My biggest gripe about taxi drivers is that for a profession that is based on driving people around, they sometimes don’t have maps, cell phones, or are incapable of listening to verbal instructions given either by myself or the hotel (when I don’t speak the local language). I remember a time in South Africa, where I had written instructions that told the driver when to turn left and right on street names, and he still went the wrong way. Other drivers would stop half a dozen times to ask for directions, meanwhile I am being charged by the minute for their in aptitude to listen to instructions.

I get particularly annoyed with taxi drivers in Montreal, Quebec because the taxi drivers hate taking credit card as a method of payment. It clearly states at the airport taxi stand that they take credit card. But, they always try to get you to pay cash, and make a huge deal about taking out there little credit card machine. Of course they make sure to keep the meter running while they slowly take it out of the glove compartment, and try to find a pen.

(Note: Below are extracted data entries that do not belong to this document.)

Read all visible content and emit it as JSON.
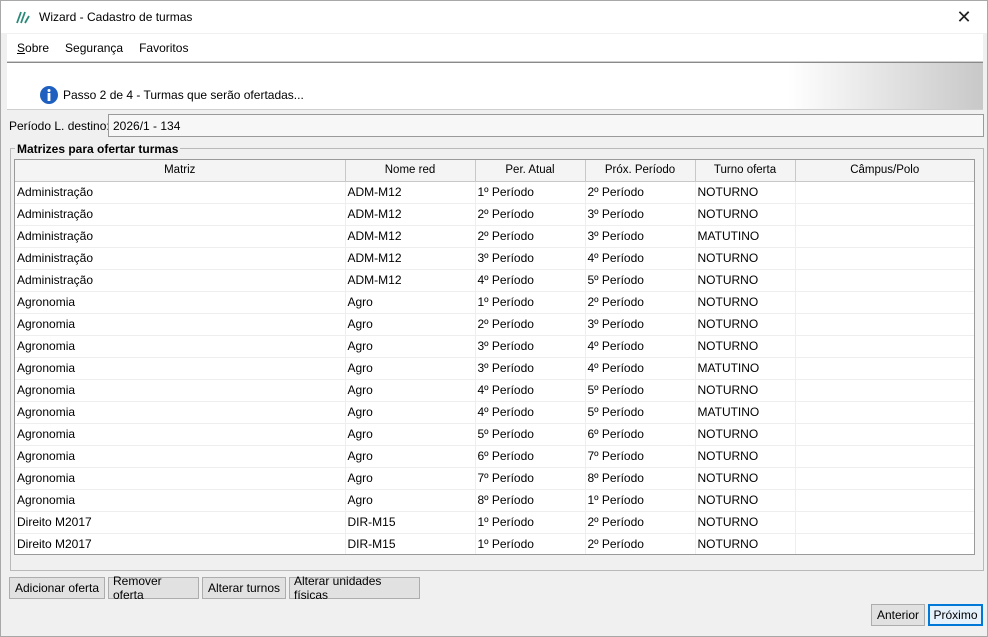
{
  "window": {
    "title": "Wizard - Cadastro de turmas",
    "close_label": "✕"
  },
  "menu": {
    "items": [
      {
        "label": "Sobre",
        "first": "S",
        "rest": "obre"
      },
      {
        "label": "Segurança"
      },
      {
        "label": "Favoritos"
      }
    ]
  },
  "step": {
    "text": "Passo 2 de 4 - Turmas que serão ofertadas..."
  },
  "periodo": {
    "label": "Período L. destino:",
    "value": "2026/1 - 134"
  },
  "group": {
    "title": "Matrizes para ofertar turmas"
  },
  "table": {
    "columns": [
      "Matriz",
      "Nome red",
      "Per. Atual",
      "Próx. Período",
      "Turno oferta",
      "Câmpus/Polo"
    ],
    "rows": [
      [
        "Administração",
        "ADM-M12",
        "1º Período",
        "2º Período",
        "NOTURNO",
        ""
      ],
      [
        "Administração",
        "ADM-M12",
        "2º Período",
        "3º Período",
        "NOTURNO",
        ""
      ],
      [
        "Administração",
        "ADM-M12",
        "2º Período",
        "3º Período",
        "MATUTINO",
        ""
      ],
      [
        "Administração",
        "ADM-M12",
        "3º Período",
        "4º Período",
        "NOTURNO",
        ""
      ],
      [
        "Administração",
        "ADM-M12",
        "4º Período",
        "5º Período",
        "NOTURNO",
        ""
      ],
      [
        "Agronomia",
        "Agro",
        "1º Período",
        "2º Período",
        "NOTURNO",
        ""
      ],
      [
        "Agronomia",
        "Agro",
        "2º Período",
        "3º Período",
        "NOTURNO",
        ""
      ],
      [
        "Agronomia",
        "Agro",
        "3º Período",
        "4º Período",
        "NOTURNO",
        ""
      ],
      [
        "Agronomia",
        "Agro",
        "3º Período",
        "4º Período",
        "MATUTINO",
        ""
      ],
      [
        "Agronomia",
        "Agro",
        "4º Período",
        "5º Período",
        "NOTURNO",
        ""
      ],
      [
        "Agronomia",
        "Agro",
        "4º Período",
        "5º Período",
        "MATUTINO",
        ""
      ],
      [
        "Agronomia",
        "Agro",
        "5º Período",
        "6º Período",
        "NOTURNO",
        ""
      ],
      [
        "Agronomia",
        "Agro",
        "6º Período",
        "7º Período",
        "NOTURNO",
        ""
      ],
      [
        "Agronomia",
        "Agro",
        "7º Período",
        "8º Período",
        "NOTURNO",
        ""
      ],
      [
        "Agronomia",
        "Agro",
        "8º Período",
        "1º Período",
        "NOTURNO",
        ""
      ],
      [
        "Direito M2017",
        "DIR-M15",
        "1º Período",
        "2º Período",
        "NOTURNO",
        ""
      ],
      [
        "Direito M2017",
        "DIR-M15",
        "1º Período",
        "2º Período",
        "NOTURNO",
        ""
      ]
    ]
  },
  "actions": {
    "adicionar": "Adicionar oferta",
    "remover": "Remover oferta",
    "alterar_turnos": "Alterar turnos",
    "alterar_unidades": "Alterar unidades físicas"
  },
  "nav": {
    "anterior": "Anterior",
    "proximo": "Próximo"
  },
  "colors": {
    "accent": "#0078d7",
    "info_icon": "#1f5fbf"
  }
}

Another interesting taxi experience was in China, specifically Beijing, Dalian and Xian. The taxi drivers do not speak any English, and you must give them cards written in Chinese so you can find your way to tourist spots, or your hotel. I have actually managed to haggle the price a bit in Chinese, with my Mandarin vocabulary consisting of 20 words. (Basically I asked how much was the price, said it was too expensive, and gave him my price). Sadly, sitting in traffic inhaling fumes, listening to all the cars honk their horns like mad, (even if no one can go anywhere, and honking is futile) can really dampen that Zen feeling. Also, for some reason the taxi drivers think they have a right to be fussy about their fares. I once flagged down a taxi in Beijing to take me to my hotel, but he told me to get out because the ride was too short, and I was at least 30 minutes walking distance from my hotel. How can no money be better than a little bit of money? I hope they give the taxi drivers a little etiquette 101 before the Olympics start in 2008.

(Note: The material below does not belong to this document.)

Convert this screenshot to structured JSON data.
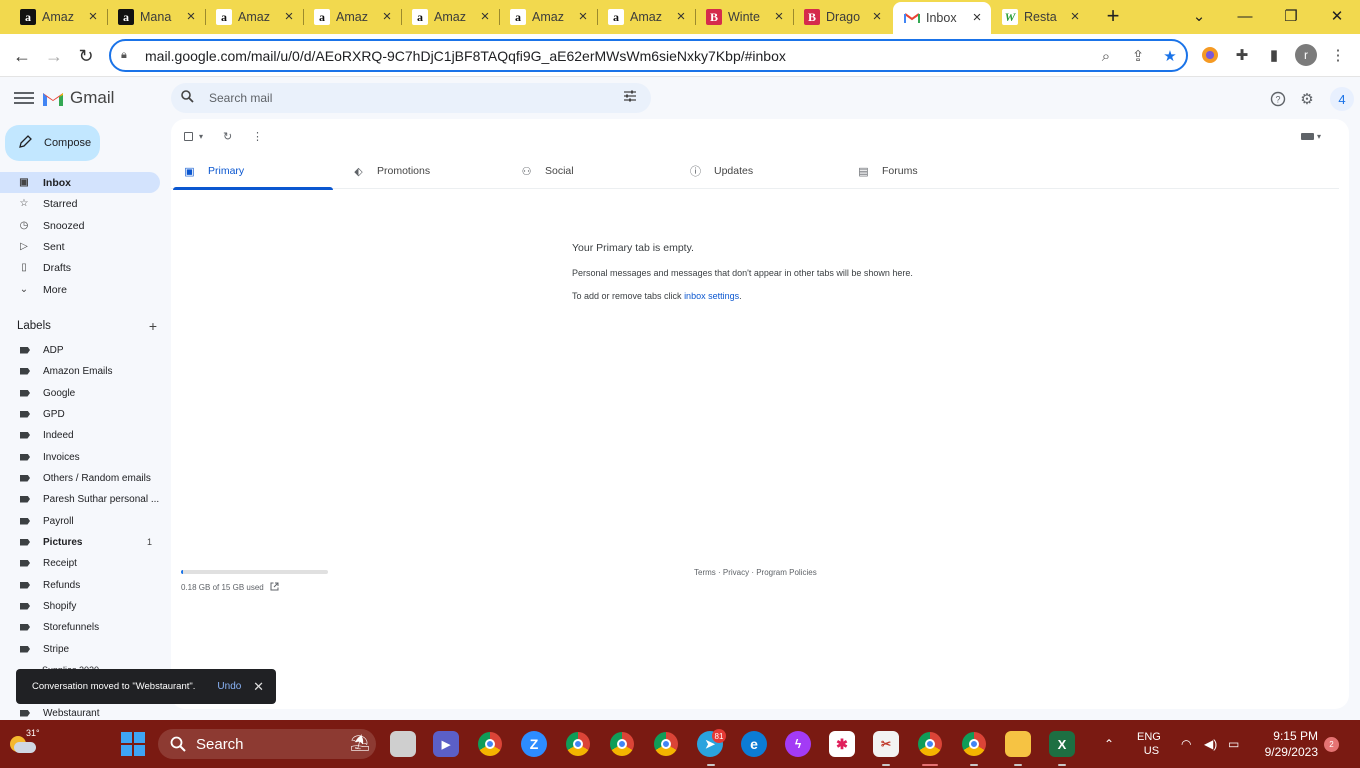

To be completely fair, I have had some novel experiences with taxis. For instance, in Japan the drivers where cute little white cotton gloves, and in Cyprus, your regular cab is a Mercedes and not a Ford of Hyundai like in Canada. In Venezuela, my cab driver knew that I liked the music group Aventura that he was playing, so he pumped up the music, and actually gave me his C.D. I have also had a lot of good conversations with taxi drivers, about their country, about my country, the world and politics.

Unfortunately, I think its human nature to remember the bad things more than we remember the good things. Maybe its because they make for better stories, I mean who wants to hear about the really polite driver, that drove the speed limit, and charged you a fair price? Boring. I don’t for a second think that they have an easy job, as a driver, you have to have a lot of patience dealing with customers, other drivers and traffic. So I respect them. All I ask for in return is that you get me to my destination in one piece, that you don’t screw me over too badly, and you leave my laptop alone.

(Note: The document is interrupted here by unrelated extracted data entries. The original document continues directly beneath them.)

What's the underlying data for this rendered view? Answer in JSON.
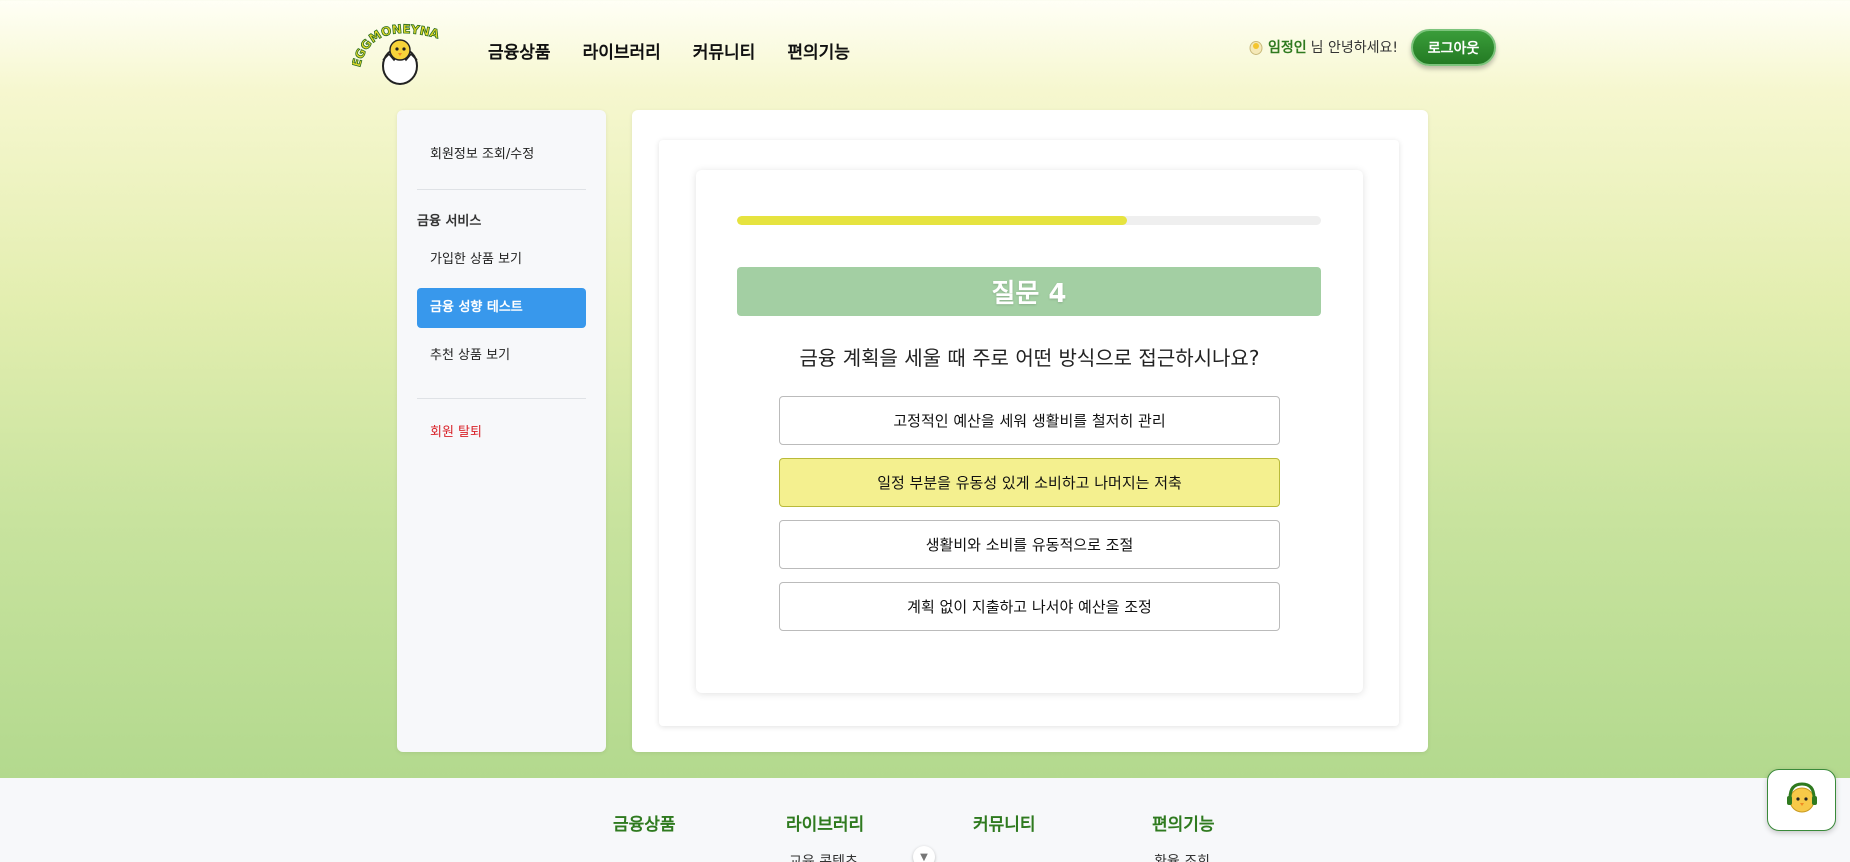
{
  "header": {
    "logo_text": "EGGMONEYNA",
    "nav": [
      "금융상품",
      "라이브러리",
      "커뮤니티",
      "편의기능"
    ],
    "user_name": "임정인",
    "greeting_suffix": "님 안녕하세요!",
    "logout_label": "로그아웃"
  },
  "sidebar": {
    "profile_link": "회원정보 조회/수정",
    "section_heading": "금융 서비스",
    "items": [
      {
        "label": "가입한 상품 보기",
        "active": false
      },
      {
        "label": "금융 성향 테스트",
        "active": true
      },
      {
        "label": "추천 상품 보기",
        "active": false
      }
    ],
    "withdraw_label": "회원 탈퇴"
  },
  "quiz": {
    "progress": 0.667,
    "question_title": "질문 4",
    "question_text": "금융 계획을 세울 때 주로 어떤 방식으로 접근하시나요?",
    "options": [
      "고정적인 예산을 세워 생활비를 철저히 관리",
      "일정 부분을 유동성 있게 소비하고 나머지는 저축",
      "생활비와 소비를 유동적으로 조절",
      "계획 없이 지출하고 나서야 예산을 조정"
    ],
    "selected_index": 1
  },
  "footer": {
    "columns": [
      {
        "title": "금융상품",
        "link": ""
      },
      {
        "title": "라이브러리",
        "link": "교육 콘텐츠"
      },
      {
        "title": "커뮤니티",
        "link": ""
      },
      {
        "title": "편의기능",
        "link": "환율 조회"
      }
    ]
  },
  "colors": {
    "accent_green": "#2f7a1f",
    "active_blue": "#3898ec",
    "progress_yellow": "#e6e33f",
    "selected_option": "#f4f08f",
    "danger_red": "#d9232a"
  },
  "icons": {
    "logo": "egg-chick-logo-icon",
    "greeting": "egg-icon",
    "scroll": "chevron-down-icon",
    "chatbot": "chick-headset-icon"
  }
}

Tuesday, September 11, 2007

Post 9/11: The effects on the modern day traveler

Today is September 11, 2007, and it's been 6 years since the tragic events of 9/11. This innocent date has been associated with more than just tragedy and grief for the victims and their families. This date has slowly and subtly touched all of our lives, dare I even say that everyone in the world has been effected, in little ways.

From my perspective, the people and business's that started to suffer after all the tragedy, were the airlines. A combination of people being afraid of air travel and the cost of increased security measures hit them hard. Airlines had to cut costs somewhere, so they started to cut back the food served on the airplanes. Since I inspect airline kitchens for a living, I have heard first hand from them how they have suffered since 2001.

I have visited many dilapidated kitchens where the atmosphere was grim, and I see that wistful look that says, it wasn't always like this. Before, kitchens used to cook, maybe if your lucky, a frozen pop out is put on the plane, otherwise you can buy some peanuts or a sandwich. Slowly air travel has come back and is even stronger than before, but the airline kitchens haven't been able to make that same recovery.

If we continue down the line to the people effected, we arrive at the modern world traveler. The world has really become small, with people traveling more than ever for business and pleasure. Over the last two years, I have had to endure removing my shoes and belt, being patted down/frisked/ groped in front of people, my belongings searched, interrogated for an hour before even checking in, had my hair mousse confiscated, and forced to stuff beauty products into a tiny zip lock bag. When I think of travel now, I think of how long it will take me to go through security, how long will I have to wait at Passport control, and how delayed my flight be.

My first hand experience with enhanced security measures/nightmare happened last August 10 2006. When England had discovered plots to blow up planes using liquids. This basically turned London airport into Chaos, and they canceled a ton of flights. When they allowed plane to start landing again, they decided to put in tougher measures. I happened to be flying to England two days later, and I was forced to check everything I had, including my laptop. When I landed, as luck would have it, my baggage was lost, so I had absolutely nothing except my wallet. There were police everywhere, and the lines for check-in extended outside the airport.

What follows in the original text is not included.